Monday, November 28, 2011

Grains & Legumes

          Lentils Growing in Washington's Palouse
I don’t know about you but I am feeling a bit piggish after this past week of gorging and re-gorging on Thanksgiving leftovers. I kind of give myself a free pass for the week. After all, Thanksgiving IS a day about eating and making enough food to continue to eat on it for a few more days, plus some. These are things we may not eat through out the year, at least not that often, that symbolize this time of year. I look forward to it. I embrace it. But I have had my fill, now I need a bit of a belly break, and a break from cooking and planning. I want to share with you a few very healthful, easy recipes that are comforting, filling, satisfying, and yet really good for you…so you won’t feel bad about having seconds. The first one is a Lentil and Brown Rice Soup. This is super easy, really yummy, and a great thing to make and freeze.  I know, lentils aren’t local to most, unless you live in the North Western United States but they are a great pantry staple to have on hand, along with a nice crusty whole grain bread and – boom- you have a great meal on your hands. The next recipe is Get your GRAINS Waldorf Salad. We use wheat berries and a mix of dried fruit and nuts and a little Greek style yogurt. It is a perfect lunch with some salad greens or a great side to accompany a nice piece of grilled meat. This recipe gets better the second day after the flavors have had a chance to mingle. So take a break, and give your tummy a rest and feel good about eating good! Here is a recipe for Lentil cookies from Alton Brown's Good Eats, a great way to get kids to eat more lentils!

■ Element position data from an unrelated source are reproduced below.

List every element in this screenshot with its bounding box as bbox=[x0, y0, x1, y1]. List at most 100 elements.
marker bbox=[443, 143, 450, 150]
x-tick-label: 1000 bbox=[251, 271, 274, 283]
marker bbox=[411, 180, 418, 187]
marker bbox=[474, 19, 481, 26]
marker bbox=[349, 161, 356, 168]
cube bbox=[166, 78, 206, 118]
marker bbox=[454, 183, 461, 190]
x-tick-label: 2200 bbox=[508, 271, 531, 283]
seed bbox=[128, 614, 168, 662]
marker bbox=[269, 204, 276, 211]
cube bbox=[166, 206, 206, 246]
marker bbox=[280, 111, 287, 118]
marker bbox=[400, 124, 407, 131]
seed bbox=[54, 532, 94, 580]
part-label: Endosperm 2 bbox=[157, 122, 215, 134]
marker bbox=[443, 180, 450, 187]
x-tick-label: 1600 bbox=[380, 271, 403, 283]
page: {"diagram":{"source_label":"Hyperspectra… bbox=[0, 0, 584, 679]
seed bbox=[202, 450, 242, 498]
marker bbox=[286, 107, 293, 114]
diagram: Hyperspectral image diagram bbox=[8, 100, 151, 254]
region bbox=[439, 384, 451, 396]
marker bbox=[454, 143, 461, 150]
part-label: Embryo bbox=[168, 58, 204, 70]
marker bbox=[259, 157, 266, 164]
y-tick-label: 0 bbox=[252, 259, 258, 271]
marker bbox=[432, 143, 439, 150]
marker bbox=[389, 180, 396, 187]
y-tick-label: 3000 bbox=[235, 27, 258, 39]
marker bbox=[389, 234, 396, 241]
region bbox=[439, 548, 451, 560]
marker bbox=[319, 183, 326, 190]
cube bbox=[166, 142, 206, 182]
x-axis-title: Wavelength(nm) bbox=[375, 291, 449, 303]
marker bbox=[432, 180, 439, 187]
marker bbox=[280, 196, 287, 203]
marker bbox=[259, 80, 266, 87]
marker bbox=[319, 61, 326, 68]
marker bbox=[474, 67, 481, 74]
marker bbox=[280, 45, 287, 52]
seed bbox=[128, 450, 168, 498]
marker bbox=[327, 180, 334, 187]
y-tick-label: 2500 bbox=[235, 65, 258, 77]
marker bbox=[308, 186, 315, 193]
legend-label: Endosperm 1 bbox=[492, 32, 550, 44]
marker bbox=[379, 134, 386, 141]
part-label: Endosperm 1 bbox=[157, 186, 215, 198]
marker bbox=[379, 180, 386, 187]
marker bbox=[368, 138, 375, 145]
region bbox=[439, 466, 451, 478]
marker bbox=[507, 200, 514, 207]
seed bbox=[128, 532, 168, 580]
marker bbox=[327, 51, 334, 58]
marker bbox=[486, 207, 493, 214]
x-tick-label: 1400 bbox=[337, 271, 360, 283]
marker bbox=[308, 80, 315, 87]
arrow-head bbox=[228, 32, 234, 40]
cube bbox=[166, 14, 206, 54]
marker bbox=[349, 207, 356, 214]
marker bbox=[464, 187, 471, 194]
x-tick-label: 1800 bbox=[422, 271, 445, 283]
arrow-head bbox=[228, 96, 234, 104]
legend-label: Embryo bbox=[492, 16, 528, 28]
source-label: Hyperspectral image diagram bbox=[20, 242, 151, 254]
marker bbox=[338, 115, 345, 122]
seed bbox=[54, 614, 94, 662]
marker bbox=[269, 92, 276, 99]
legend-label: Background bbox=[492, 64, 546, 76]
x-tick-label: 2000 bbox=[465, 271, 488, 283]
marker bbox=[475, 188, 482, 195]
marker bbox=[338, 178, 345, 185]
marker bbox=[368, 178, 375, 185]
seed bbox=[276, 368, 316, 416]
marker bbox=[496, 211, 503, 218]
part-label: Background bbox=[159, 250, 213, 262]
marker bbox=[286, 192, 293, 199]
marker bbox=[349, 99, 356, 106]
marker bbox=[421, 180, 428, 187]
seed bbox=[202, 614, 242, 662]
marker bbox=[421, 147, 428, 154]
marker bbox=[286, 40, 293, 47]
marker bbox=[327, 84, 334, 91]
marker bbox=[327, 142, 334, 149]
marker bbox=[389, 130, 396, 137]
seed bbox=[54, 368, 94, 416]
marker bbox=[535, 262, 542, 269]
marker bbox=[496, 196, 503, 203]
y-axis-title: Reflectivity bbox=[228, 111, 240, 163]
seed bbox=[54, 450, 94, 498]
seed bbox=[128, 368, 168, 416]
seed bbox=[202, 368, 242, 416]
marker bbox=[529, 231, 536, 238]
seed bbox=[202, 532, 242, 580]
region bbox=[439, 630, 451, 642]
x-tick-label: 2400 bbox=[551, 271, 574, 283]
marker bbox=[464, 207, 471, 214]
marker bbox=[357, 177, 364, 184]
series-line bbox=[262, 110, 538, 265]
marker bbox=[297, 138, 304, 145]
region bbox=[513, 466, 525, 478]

LENTIL and Brown Rice SOUP: Serves 6-8
1 tablespoon olive oil
1 small onion, diced
2 carrots, diced
1 rib of celery diced
3 cloves of garlic, minced
1 ½ teaspoons cumin
1 bay leaf
12 cups chicken or vegetable broth
1 cup green lentils
½ cup brown rice
10 ounces fresh spinach
2 tablespoons freshly squeezed lemon juice
Salt and freshly ground black pepper
¼ cup fresh cilantro, chopped for garnish
1 cup Greek style yogurt or sour cream for serving

Heat the olive oil in a large pot over medium heat.  Add the onion, carrot, and celery and cook until they begin to soften about 4 minutes. Add the garlic and cook another 2 minutes. Add the cumin, bay leaf and broth and bring to a boil, then reduce the heat to maintain a simmer. Add the lentils and brown rice and cook, uncovered for
45-50 minutes or until the rice and lentils are tender.  During the last few minutes of cooking stir in the spinach, lemon juice, and season with salt and pepper. To serve, top with fresh cilantro and a dollop of yogurt or sour cream.

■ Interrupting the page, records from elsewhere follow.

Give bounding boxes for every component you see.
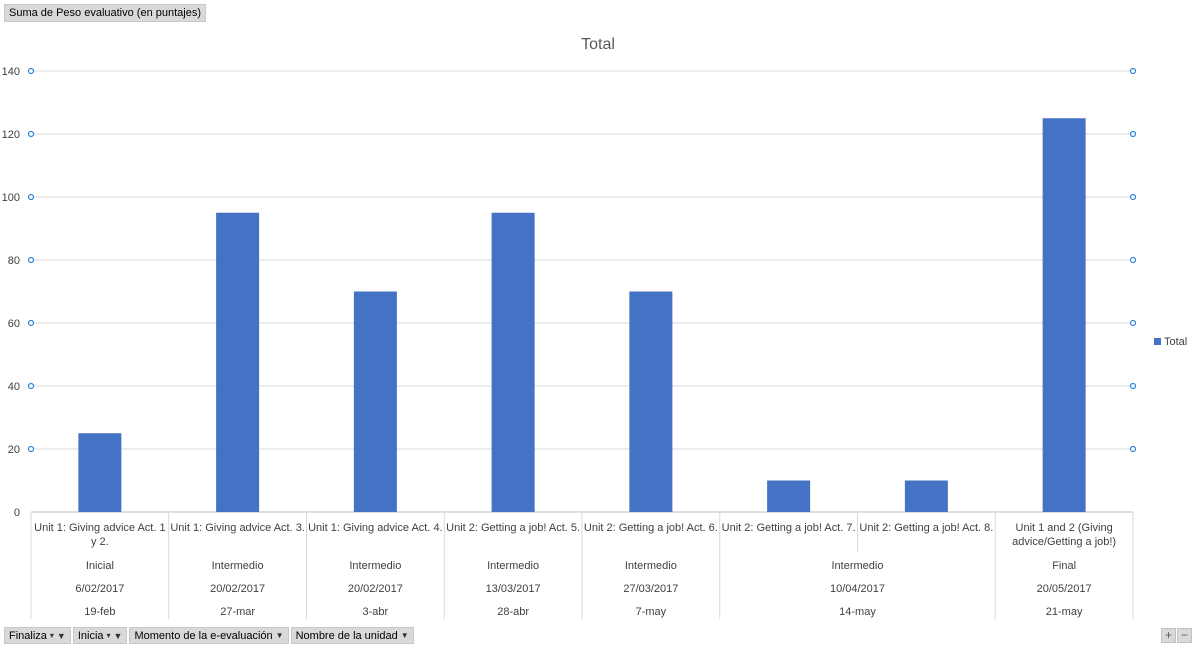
bars (78, 118, 1086, 513)
selection-handle[interactable] (27, 130, 35, 138)
category-label: Unit 2: Getting a job! Act. 6. (584, 522, 718, 534)
group-label: 7-may (636, 606, 667, 618)
group-label: Final (1052, 560, 1076, 572)
filter-field-button[interactable]: Momento de la e-evaluación ▼ (129, 627, 289, 644)
bar[interactable] (353, 291, 397, 513)
group-label: 19-feb (84, 606, 115, 618)
funnel-icon: ▼ (56, 630, 66, 641)
group-label: 27/03/2017 (623, 583, 678, 595)
group-label: 20/02/2017 (348, 583, 403, 595)
y-tick-label: 0 (14, 507, 20, 519)
group-label: Intermedio (212, 560, 264, 572)
zoom-out-button[interactable]: − (1177, 628, 1192, 643)
funnel-icon: ▼ (113, 630, 123, 641)
y-tick-label: 120 (2, 129, 20, 141)
y-tick-label: 20 (8, 444, 20, 456)
group-label: 28-abr (497, 606, 529, 618)
selection-handle[interactable] (1129, 130, 1137, 138)
bar[interactable] (1042, 118, 1086, 512)
group-label: 21-may (1046, 606, 1083, 618)
bar[interactable] (78, 433, 122, 512)
selection-handle[interactable] (1129, 193, 1137, 201)
selection-handle[interactable] (1129, 319, 1137, 327)
category-label: Unit 1 and 2 (Giving advice/Getting a job… (1012, 522, 1116, 548)
selection-handle[interactable] (1129, 67, 1137, 75)
y-tick-label: 60 (8, 318, 20, 330)
filter-field-button[interactable]: Inicia ▾ ▼ (72, 627, 128, 644)
group-label: Inicial (86, 560, 114, 572)
selection-handle[interactable] (27, 67, 35, 75)
selection-handle[interactable] (27, 445, 35, 453)
value-field-button[interactable]: Suma de Peso evaluativo (en puntajes) (4, 4, 207, 22)
group-label: 20/02/2017 (210, 583, 265, 595)
bar[interactable] (767, 480, 811, 513)
selection-handle[interactable] (1129, 256, 1137, 264)
y-tick-label: 40 (8, 381, 20, 393)
selection-handles (27, 67, 1137, 453)
bar[interactable] (491, 212, 535, 512)
chevron-down-icon: ▼ (400, 630, 409, 640)
group-label: Intermedio (625, 560, 677, 572)
filter-dropdown-icon: ▾ (106, 630, 111, 640)
category-label: Unit 2: Getting a job! Act. 5. (446, 522, 580, 534)
group-label: 10/04/2017 (830, 583, 885, 595)
legend: Total (1154, 336, 1187, 348)
group-label: 3-abr (363, 606, 389, 618)
filter-field-button[interactable]: Nombre de la unidad ▼ (290, 627, 414, 644)
category-label: Unit 1: Giving advice Act. 3. (170, 522, 305, 534)
group-label: 14-may (839, 606, 876, 618)
zoom-in-button[interactable]: + (1161, 628, 1176, 643)
chart-title: Total (581, 36, 615, 53)
legend-swatch (1154, 338, 1161, 345)
filter-field-label: Nombre de la unidad (295, 629, 398, 642)
y-axis: 0 20 40 60 80 100 120 140 (2, 66, 20, 519)
y-tick-label: 140 (2, 66, 20, 78)
filter-field-label: Finaliza (9, 629, 47, 642)
bar[interactable] (904, 480, 948, 513)
chevron-down-icon: ▼ (275, 630, 284, 640)
selection-handle[interactable] (1129, 445, 1137, 453)
selection-handle[interactable] (27, 256, 35, 264)
category-label: Unit 2: Getting a job! Act. 8. (859, 522, 993, 534)
group-label: 6/02/2017 (75, 583, 124, 595)
group-label: 27-mar (220, 606, 255, 618)
group-label: 20/05/2017 (1037, 583, 1092, 595)
group-label: Intermedio (487, 560, 539, 572)
selection-handle[interactable] (1129, 382, 1137, 390)
group-label: 13/03/2017 (486, 583, 541, 595)
gridlines (31, 70, 1133, 513)
group-label: Intermedio (349, 560, 401, 572)
selection-handle[interactable] (27, 319, 35, 327)
filter-field-bar: Finaliza ▾ ▼ Inicia ▾ ▼ Momento de la e-evalua… (4, 627, 414, 644)
filter-field-label: Inicia (77, 629, 104, 642)
filter-dropdown-icon: ▾ (49, 630, 54, 640)
y-tick-label: 100 (2, 192, 20, 204)
selection-handle[interactable] (27, 382, 35, 390)
filter-field-button[interactable]: Finaliza ▾ ▼ (4, 627, 71, 644)
legend-label: Total (1164, 336, 1187, 348)
bar[interactable] (629, 291, 673, 513)
category-label: Unit 2: Getting a job! Act. 7. (722, 522, 856, 534)
y-tick-label: 80 (8, 255, 20, 267)
group-label: Intermedio (832, 560, 884, 572)
bar[interactable] (216, 212, 260, 512)
filter-field-label: Momento de la e-evaluación (134, 629, 273, 642)
category-label: Unit 1: Giving advice Act. 4. (308, 522, 443, 534)
selection-handle[interactable] (27, 193, 35, 201)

Note: You can add sausage (about ½ pound, turkey or chicken, removed from the casing) to this recipe for a complete meal. Add to the pot after the garlic step and cook until browned, about 4 minutes, then carry on with the rest of the procedure.

To Freeze: Allow the soup to cool completely and freeze in small amounts. To reheat, allow to thaw in the fridge then warm over medium heat.

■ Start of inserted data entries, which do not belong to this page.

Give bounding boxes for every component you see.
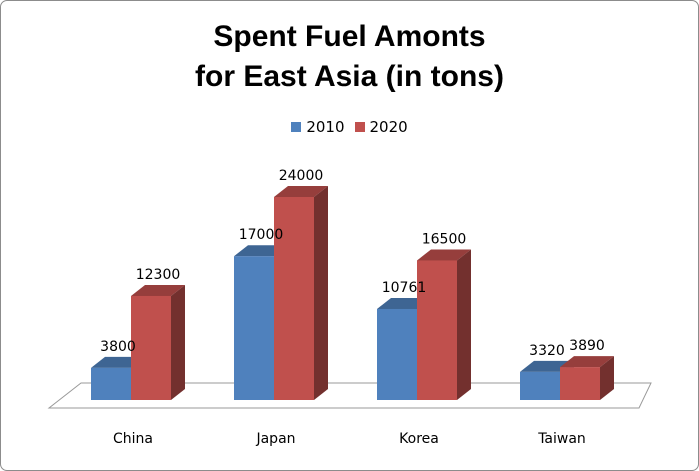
data-label-japan-2010: 17000 bbox=[239, 227, 284, 243]
data-label-korea-2010: 10761 bbox=[382, 280, 427, 296]
bar-top-face bbox=[274, 186, 328, 197]
bar-front-face bbox=[377, 308, 417, 400]
bar-front-face bbox=[234, 256, 274, 400]
data-label-china-2020: 12300 bbox=[136, 267, 181, 283]
legend-swatch-2020 bbox=[354, 122, 365, 132]
bar-front-face bbox=[520, 371, 560, 400]
bar-top-face bbox=[131, 284, 185, 296]
data-label-taiwan-2010: 3320 bbox=[529, 343, 565, 359]
bar-side-face bbox=[457, 249, 471, 400]
bar-japan-2020 bbox=[274, 186, 328, 400]
legend-swatch-2010 bbox=[291, 122, 302, 132]
bar-china-2020 bbox=[131, 284, 185, 400]
bar-front-face bbox=[560, 367, 600, 400]
bar-side-face bbox=[600, 356, 614, 400]
data-label-korea-2020: 16500 bbox=[422, 231, 467, 247]
category-label-korea: Korea bbox=[399, 431, 439, 447]
data-label-japan-2020: 24000 bbox=[279, 168, 324, 184]
bar-front-face bbox=[91, 367, 131, 400]
data-label-taiwan-2020: 3890 bbox=[569, 338, 605, 354]
bar-front-face bbox=[417, 260, 457, 400]
legend-label-2020: 2020 bbox=[369, 118, 408, 136]
bar-top-face bbox=[417, 249, 471, 261]
chart-title-line-1: Spent Fuel Amonts bbox=[213, 20, 486, 53]
category-label-japan: Japan bbox=[255, 431, 295, 447]
bar-front-face bbox=[131, 295, 171, 400]
category-label-taiwan: Taiwan bbox=[537, 431, 586, 447]
chart-legend: 2010 2020 bbox=[1, 118, 698, 136]
legend-item-2010: 2010 bbox=[291, 118, 345, 136]
legend-item-2020: 2020 bbox=[354, 118, 408, 136]
legend-label-2010: 2010 bbox=[306, 118, 345, 136]
bar-top-face bbox=[560, 356, 614, 368]
bar-taiwan-2020 bbox=[560, 356, 614, 400]
bar-side-face bbox=[171, 284, 185, 400]
data-label-china-2010: 3800 bbox=[100, 339, 136, 355]
bar-side-face bbox=[314, 186, 328, 400]
chart-title-line-2: for East Asia (in tons) bbox=[195, 60, 504, 93]
chart-floor bbox=[47, 382, 652, 409]
category-label-china: China bbox=[113, 431, 153, 447]
chart-title: Spent Fuel Amonts for East Asia (in tons… bbox=[1, 17, 698, 97]
bar-korea-2020 bbox=[417, 249, 471, 400]
bar-front-face bbox=[274, 197, 314, 400]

Get Your GRAINS Waldorf Salad:

1 cup wheat berries, soaked in water over night
3-½ cups water
½ cup toasted and chopped pecans
1 medium crisp apple like Gala or Granny Smith, cored and chopped
1 rib of celery, chopped
2 scallions, chopped
½ cup dried cherries, roughly chopped
½ cup chopped fresh parsley
2 tablespoons apple cider vinegar
¼ cup Greek style yogurt
1-tablespoon honey
1 ½ teaspoons salt
A few grinds of pepper
A pinch of freshly grated nutmeg
¼ cup olive oil
Juice and zest of 1 lemon

Drain the wheat berries from their soaking water. In a medium saucepan bring the 3-½ cups of water to a boil and add the wheat berries. Turn the heat down to maintain a simmer and cook for about 50-60 minutes, or until they are tender and beginning to burst open. The wheat berries will be pleasantly chewy. Drain them from the water and allow to cool. Combine the rest of the ingredients in a large bowl. Add the cooled wheat berries and stir to combine. Taste and adjust seasoning as desired. Serve at room temperature or chilled.